In fact, in addition to the most notable boys of Buchenwald – Elie Wiesel, the renowned author and humanitarian, and Yisrael Meir Lau, who would become a chief rabbi of Israel – almost every one went on to succeed in life beyond all expectations. For Waisman, who is still active in the hotel industry, this was a direct result of a single determined man.
“Manfred Reingwitz, a professor at the Sorbonne – he wouldn’t give up on us. He used to always give us these wonderful discussions and spoke to us about the importance of moving on. It didn’t register. He took a lot of abuse, but I remember the one crucial time. There were four of us, including myself, and he sort of said, ‘I give up’ and then he turned around … ‘By the way, Romek, if your parents stood where I am standing right now, what do you think they would want for you?’ he said in an angry voice. And, of course, we don’t answer anything and he walks away. We looked at one another and it resonated. We didn’t say anything. But we sort of began a different attitude, a different way of looking at things.”
This was the moment when Waisman and most of the others, like so many survivors, began a process of throwing themselves into careers, family and community work.
He and his sister Leah were the only survivors from their family of eight. (Leah married in a DP camp, moved to Israel and Waisman sponsored them to come to Canada in the 1950s.)
Slowly, Romek’s life took on a form of normalcy. Under the auspices of Canadian Jewish Congress, he would arrive in Halifax and travel by train to Calgary, where he would begin Canadian life with the help of a local family, start his career and meet his wife, Gloria. The couple would move to Gloria’s native Saskatchewan for two decades before coming to Vancouver.
“For, I think, close to 36 years I went on with my life,” Waisman said. The other boys of Buchenwald progressed similarly, many settling in Australia, as well as in Israel, the United States and elsewhere. “I made a life … my Holocaust experience was there, but I put it aside…,” Waisman said. “And then Keegstra came along teaching his students that the Holocaust was a myth, that it didn’t happen.” And Waisman became one of the most active survivor speakers, putting a face to history for thousands of young people.
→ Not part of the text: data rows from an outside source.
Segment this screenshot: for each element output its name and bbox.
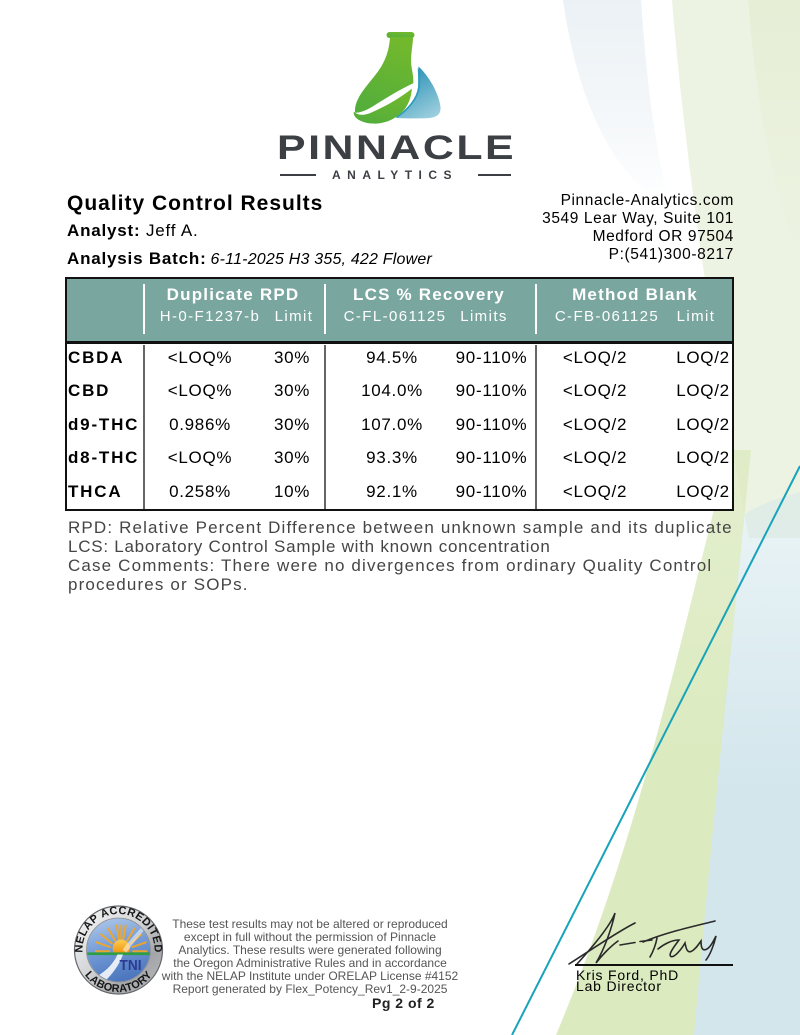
svg-text:TNI: TNI [120, 957, 142, 974]
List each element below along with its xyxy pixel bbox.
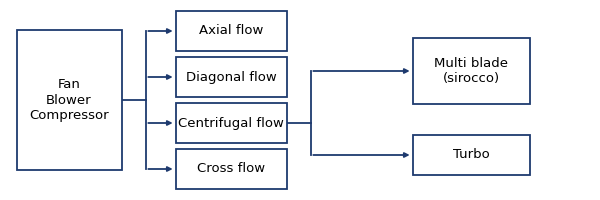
Text: Fan
Blower
Compressor: Fan Blower Compressor [29, 78, 109, 121]
FancyBboxPatch shape [176, 57, 287, 97]
Text: Centrifugal flow: Centrifugal flow [178, 116, 284, 130]
FancyBboxPatch shape [176, 149, 287, 189]
FancyBboxPatch shape [176, 11, 287, 51]
Text: Turbo: Turbo [452, 148, 490, 162]
Text: Axial flow: Axial flow [199, 24, 263, 38]
Text: Cross flow: Cross flow [197, 162, 265, 176]
FancyBboxPatch shape [413, 135, 530, 175]
FancyBboxPatch shape [176, 103, 287, 143]
FancyBboxPatch shape [413, 38, 530, 104]
FancyBboxPatch shape [17, 30, 122, 170]
Text: Multi blade
(sirocco): Multi blade (sirocco) [434, 57, 508, 85]
Text: Diagonal flow: Diagonal flow [185, 71, 277, 84]
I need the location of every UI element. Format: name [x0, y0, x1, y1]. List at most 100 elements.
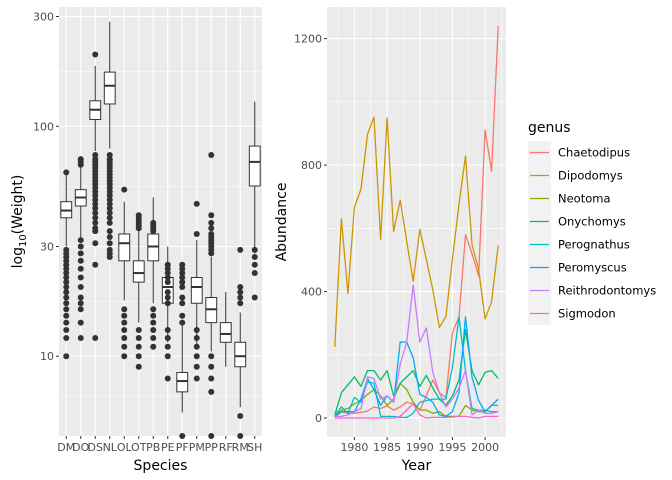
box-outlier-point	[251, 270, 258, 277]
box-outlier-point	[193, 353, 200, 360]
box-outlier-point	[63, 353, 70, 360]
box-outlier-point	[193, 231, 200, 238]
line-x-tick-label: 1995	[438, 441, 466, 454]
box-PE	[161, 246, 174, 382]
box-outlier-point	[135, 363, 142, 370]
box-outlier-point	[237, 246, 244, 253]
box-outlier-point	[121, 306, 128, 313]
box-outlier-point	[179, 279, 186, 286]
boxplot-y-axis-title-log: log	[10, 247, 26, 268]
box-outlier-point	[193, 335, 200, 342]
box-DS	[89, 51, 102, 342]
box-outlier-point	[150, 343, 157, 350]
boxplot-y-axis-title-weight: (Weight)	[10, 175, 26, 235]
box-outlier-point	[164, 375, 171, 382]
box-outlier-point	[77, 161, 84, 168]
box-outlier-point	[179, 284, 186, 291]
box-outlier-point	[77, 306, 84, 313]
box-NL	[103, 21, 116, 261]
boxplot-x-tick-label: DS	[88, 441, 103, 454]
box-outlier-point	[106, 254, 113, 261]
box-PF	[176, 261, 189, 439]
boxplot-x-tick-label: OT	[131, 441, 147, 454]
box-outlier-point	[251, 246, 258, 253]
box-outlier-point	[77, 237, 84, 244]
line-y-tick-label: 400	[301, 286, 322, 299]
boxplot-x-tick-label: RF	[219, 441, 233, 454]
box-outlier-point	[106, 214, 113, 221]
box-outlier-point	[164, 353, 171, 360]
box-outlier-point	[179, 265, 186, 272]
legend-label: Peromyscus	[558, 261, 627, 275]
box-outlier-point	[150, 312, 157, 319]
box-outlier-point	[92, 200, 99, 207]
box-outlier-point	[164, 289, 171, 296]
box-outlier-point	[179, 312, 186, 319]
box-outlier-point	[164, 274, 171, 281]
box-outlier-point	[179, 300, 186, 307]
line-panel: 0 400 800 1200 1980 1985 1990 1995 2000 Year Abu…	[274, 7, 506, 474]
box-outlier-point	[77, 265, 84, 272]
legend-label: Chaetodipus	[558, 146, 630, 160]
box-outlier-point	[92, 261, 99, 268]
box-PM	[190, 200, 203, 382]
legend-title: genus	[528, 120, 571, 136]
line-y-axis-title: Abundance	[274, 183, 290, 262]
box-outlier-point	[193, 343, 200, 350]
box-outlier-point	[106, 196, 113, 203]
boxplot-x-tick-label: SH	[247, 441, 262, 454]
box-outlier-point	[164, 265, 171, 272]
box-outlier-point	[164, 327, 171, 334]
box-body	[103, 71, 116, 105]
box-body	[176, 371, 189, 393]
box-outlier-point	[164, 270, 171, 277]
box-outlier-point	[77, 243, 84, 250]
box-outlier-point	[135, 343, 142, 350]
box-outlier-point	[135, 327, 142, 334]
box-outlier-point	[150, 228, 157, 235]
box-outlier-point	[121, 343, 128, 350]
box-outlier-point	[92, 228, 99, 235]
boxplot-x-tick-label: PP	[205, 441, 219, 454]
box-outlier-point	[208, 225, 215, 232]
legend-item-chaetodipus: Chaetodipus	[528, 141, 630, 164]
box-DM	[60, 169, 73, 360]
legend-item-sigmodon: Sigmodon	[528, 302, 616, 325]
line-y-tick-label: 0	[315, 412, 322, 425]
boxplot-x-axis-title: Species	[134, 458, 188, 474]
boxplot-x-tick-label: OL	[117, 441, 133, 454]
box-outlier-point	[164, 335, 171, 342]
boxplot-y-tick-label: 300	[33, 11, 54, 24]
boxplot-y-tick-label: 30	[40, 241, 54, 254]
box-outlier-point	[106, 233, 113, 240]
boxplot-y-axis-title: log10(Weight)	[10, 175, 29, 269]
line-y-tick-label: 1200	[294, 33, 322, 46]
box-outlier-point	[92, 205, 99, 212]
box-outlier-point	[135, 353, 142, 360]
box-outlier-point	[208, 212, 215, 219]
box-outlier-point	[121, 335, 128, 342]
box-outlier-point	[77, 257, 84, 264]
legend-label: Dipodomys	[558, 169, 623, 183]
box-outlier-point	[106, 240, 113, 247]
line-axes: 0 400 800 1200 1980 1985 1990 1995 2000	[294, 33, 499, 454]
legend-items: Chaetodipus Dipodomys Neotoma Onychomys Pero…	[528, 141, 656, 325]
box-outlier-point	[150, 327, 157, 334]
box-outlier-point	[92, 219, 99, 226]
box-outlier-point	[179, 270, 186, 277]
line-marks	[334, 25, 499, 419]
legend-label: Reithrodontomys	[558, 284, 656, 298]
line-x-tick-label: 2000	[471, 441, 499, 454]
box-outlier-point	[63, 312, 70, 319]
box-outlier-point	[237, 300, 244, 307]
legend-item-neotoma: Neotoma	[528, 187, 611, 210]
box-outlier-point	[106, 228, 113, 235]
box-outlier-point	[208, 375, 215, 382]
box-outlier-point	[63, 169, 70, 176]
box-outlier-point	[92, 209, 99, 216]
box-outlier-point	[106, 219, 113, 226]
box-outlier-point	[237, 412, 244, 419]
legend-label: Neotoma	[558, 192, 611, 206]
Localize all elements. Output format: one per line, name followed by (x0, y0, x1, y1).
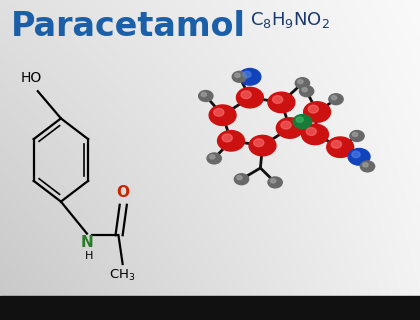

“One and a half million Jewish children were not as lucky as I was, and the other boys of Buchenwald [were], and so I sort of began to think about it and said, ‘I made it. I have a sacred duty and obligation to [share my experiences with younger generations] and when I’m doing this I honor the memory of the one and a half million.’
“Our survival meant something,” he said. “After all these years, I felt that I had to do it, that it’s a sacred duty.”